Building the path to a data-driven Bangladesh
Mir Sakib, CEO of Cramstack, was inducted in the 2021 Forbes 30 under 30 Asia list, under the category of Enterprise Technology. Cramstack is a startup that uses artificial intelligence to automate the extraction of information from unstructured data to provide insights for businesses. Mir Sakib graduated from North South University (NSU), and is pursuing his master's from Higher School of Economics, Russia. Star Youth, The Daily Star, caught up with him to learn about his aspirations, and more.
What was your initial idea behind Cramstack?
When I graduated in 2015, I joined Incepta Pharmaceuticals as a management trainee, and life was monotonous. So, I took a day off, and joined a hackathon by Asia Foundation, with my thesis partners at NSU. We won the hackathon, and a few angel investors were present at the event.
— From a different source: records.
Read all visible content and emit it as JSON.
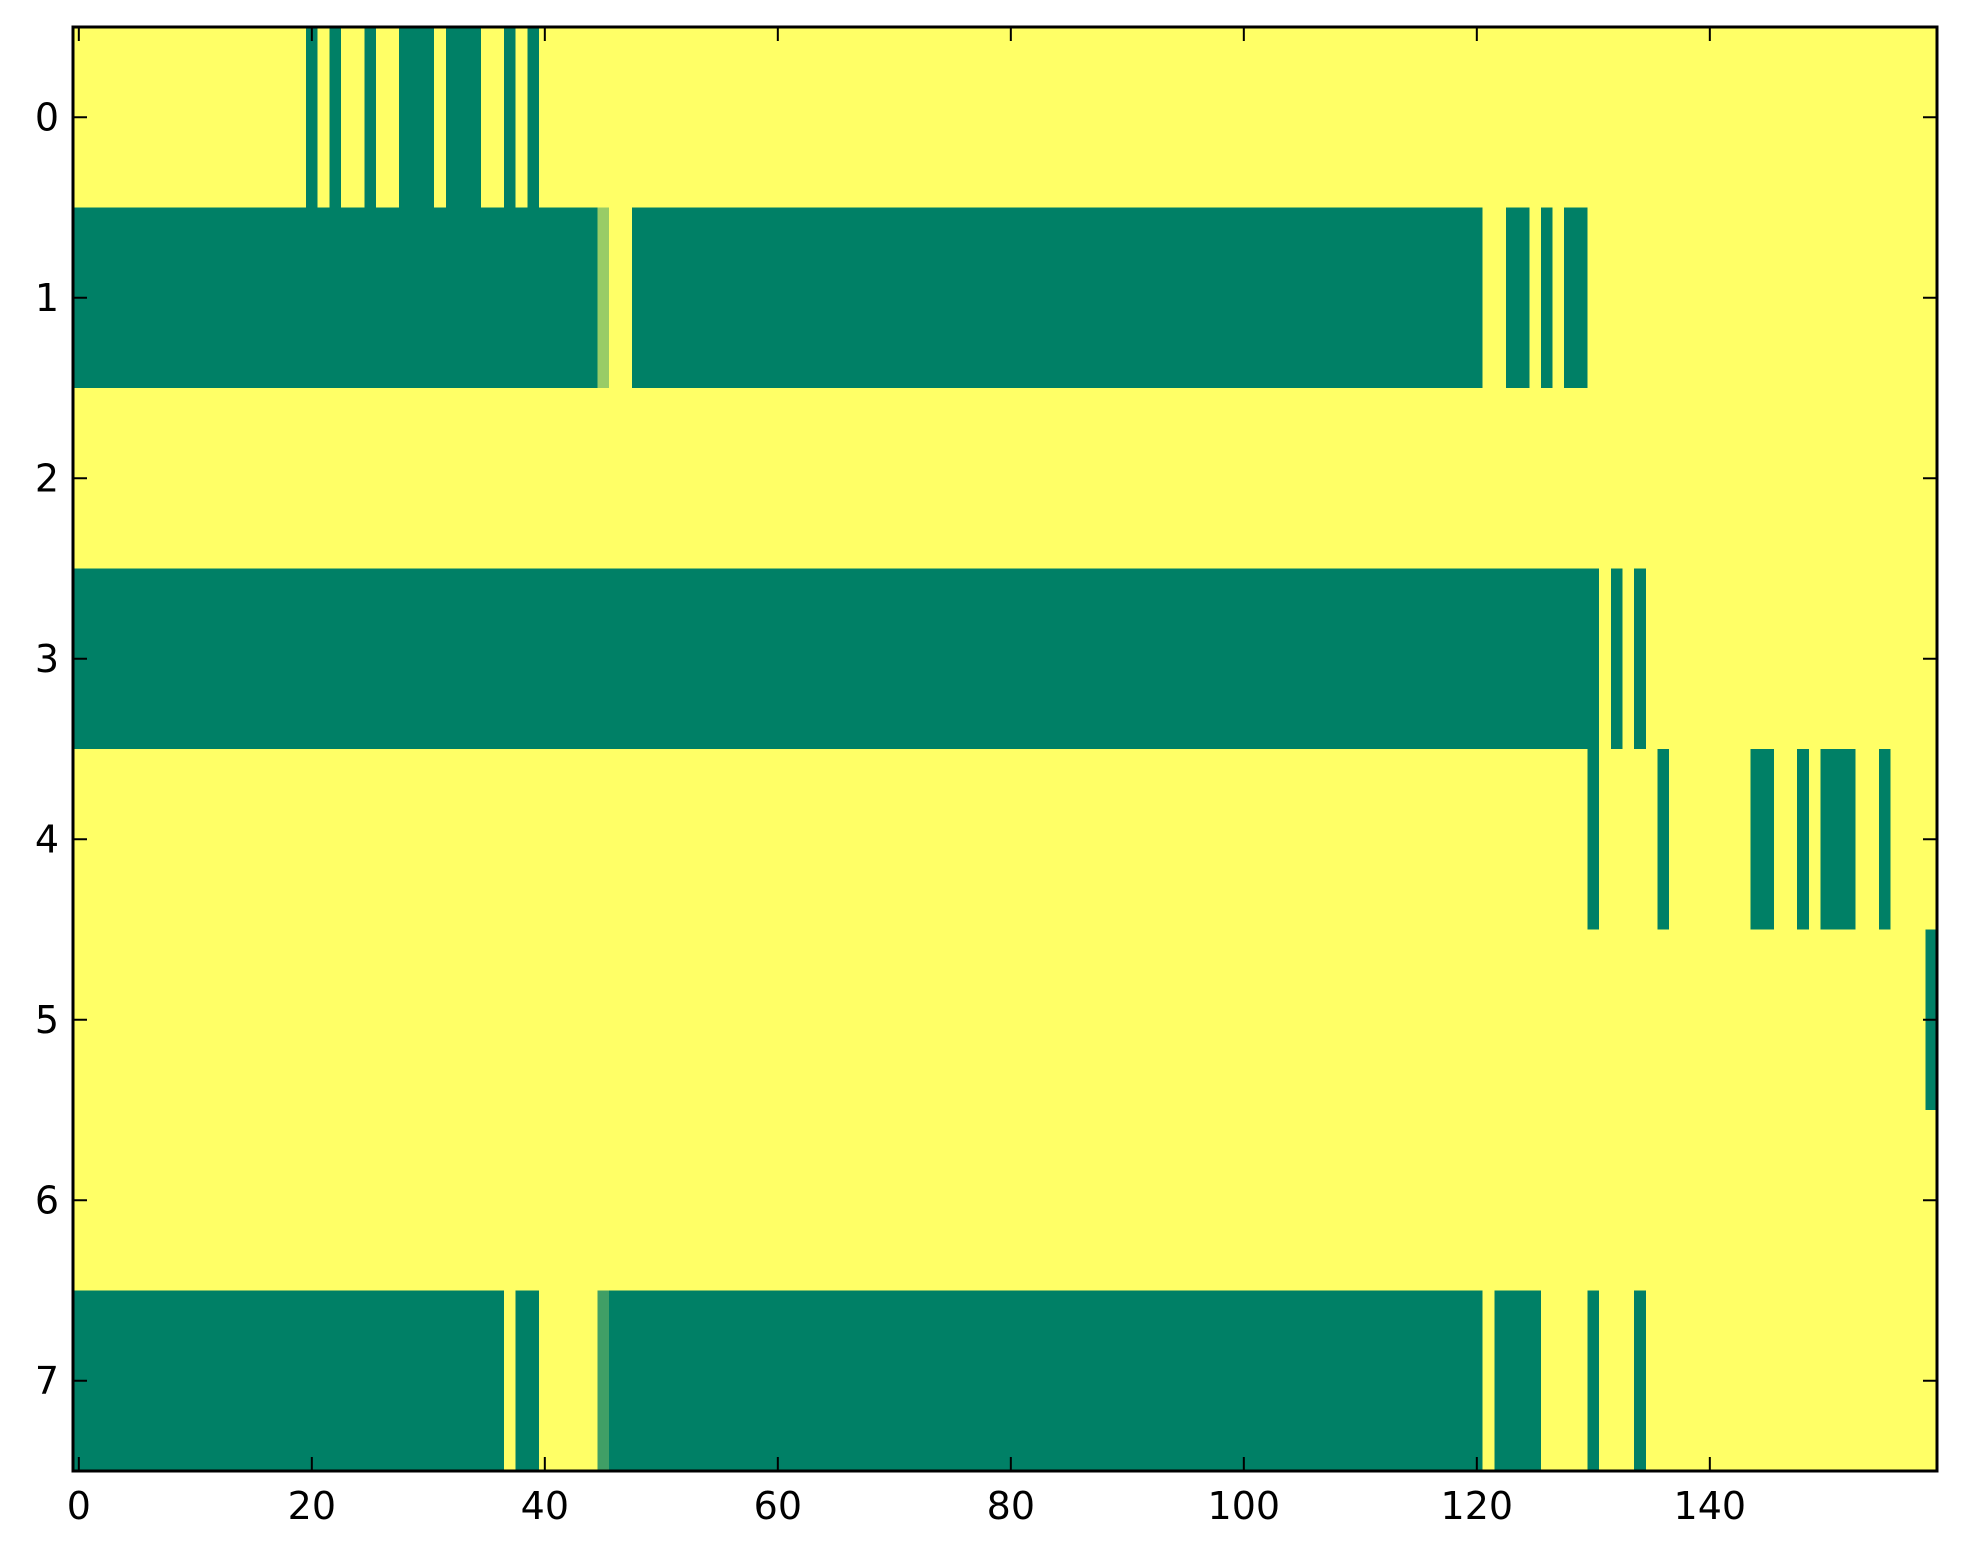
{
  "chart_data": {
    "type": "heatmap",
    "title": "",
    "xlabel": "",
    "ylabel": "",
    "xlim": [
      -0.5,
      159.5
    ],
    "ylim": [
      7.5,
      -0.5
    ],
    "grid": false,
    "legend": "none",
    "colormap": "summer",
    "value_range": [
      0,
      1
    ],
    "rows": 8,
    "cols": 160,
    "background_value": 1,
    "x_ticks": [
      0,
      20,
      40,
      60,
      80,
      100,
      120,
      140
    ],
    "x_tick_labels": [
      "0",
      "20",
      "40",
      "60",
      "80",
      "100",
      "120",
      "140"
    ],
    "y_ticks": [
      0,
      1,
      2,
      3,
      4,
      5,
      6,
      7
    ],
    "y_tick_labels": [
      "0",
      "1",
      "2",
      "3",
      "4",
      "5",
      "6",
      "7"
    ],
    "segments": [
      {
        "row": 0,
        "start": 20,
        "end": 20,
        "value": 0
      },
      {
        "row": 0,
        "start": 22,
        "end": 22,
        "value": 0
      },
      {
        "row": 0,
        "start": 25,
        "end": 25,
        "value": 0
      },
      {
        "row": 0,
        "start": 28,
        "end": 30,
        "value": 0
      },
      {
        "row": 0,
        "start": 32,
        "end": 34,
        "value": 0
      },
      {
        "row": 0,
        "start": 37,
        "end": 37,
        "value": 0
      },
      {
        "row": 0,
        "start": 39,
        "end": 39,
        "value": 0
      },
      {
        "row": 1,
        "start": 0,
        "end": 44,
        "value": 0
      },
      {
        "row": 1,
        "start": 45,
        "end": 45,
        "value": 0.6
      },
      {
        "row": 1,
        "start": 48,
        "end": 120,
        "value": 0
      },
      {
        "row": 1,
        "start": 123,
        "end": 124,
        "value": 0
      },
      {
        "row": 1,
        "start": 126,
        "end": 126,
        "value": 0
      },
      {
        "row": 1,
        "start": 128,
        "end": 129,
        "value": 0
      },
      {
        "row": 3,
        "start": 0,
        "end": 130,
        "value": 0
      },
      {
        "row": 3,
        "start": 132,
        "end": 132,
        "value": 0
      },
      {
        "row": 3,
        "start": 134,
        "end": 134,
        "value": 0
      },
      {
        "row": 4,
        "start": 130,
        "end": 130,
        "value": 0
      },
      {
        "row": 4,
        "start": 136,
        "end": 136,
        "value": 0
      },
      {
        "row": 4,
        "start": 144,
        "end": 145,
        "value": 0
      },
      {
        "row": 4,
        "start": 148,
        "end": 148,
        "value": 0
      },
      {
        "row": 4,
        "start": 150,
        "end": 152,
        "value": 0
      },
      {
        "row": 4,
        "start": 155,
        "end": 155,
        "value": 0
      },
      {
        "row": 5,
        "start": 159,
        "end": 159,
        "value": 0
      },
      {
        "row": 7,
        "start": 0,
        "end": 36,
        "value": 0
      },
      {
        "row": 7,
        "start": 38,
        "end": 39,
        "value": 0
      },
      {
        "row": 7,
        "start": 45,
        "end": 45,
        "value": 0.25
      },
      {
        "row": 7,
        "start": 46,
        "end": 120,
        "value": 0
      },
      {
        "row": 7,
        "start": 122,
        "end": 125,
        "value": 0
      },
      {
        "row": 7,
        "start": 130,
        "end": 130,
        "value": 0
      },
      {
        "row": 7,
        "start": 134,
        "end": 134,
        "value": 0
      }
    ]
  }
}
Some of them were interested to invest in my project. They gave me the incentive to start working on Cramstack. Soon afterwards, I left Incepta Pharmaceuticals, and joined a software company to understand how things work in my relevant study field. I left the job after two months, and started Cramstack in April 2016 with my childhood friend, Hasib Mahmud.
What makes Cramstack stand out?
The idea behind Cramstack is to build a search platform that allows users to search enterprise data sources as easily as a Google search. It also offers tools to extract and process data from portable document format (PDF) files and images.
Hasib Mahmud and I came up with the idea to work with natural language query. We developed a natural language enterprise database while participating in Grameenphone Accelerator in 2016.
Currently, we have clients in the Ministry of Power in Bangladesh, a number of renowned banks and RMG exporters, as well as international firms such as Boston Consulting Group.
How is Cramstack tackling challenges during the pandemic?
Owing to the pandemic, we had to face obstacles, like most other businesses. Our bills got delayed, but we did not lay off employees or cut off salaries. Even if we went broke, we wanted to make sure our employees had full support from our side. We also provided government data from healthcare workers and immigration officials to help track and curb the spread of the coronavirus. We raised over $1 million from Rockstart (Netherlands), Grameenphone (unit of Telenor) and angel investors.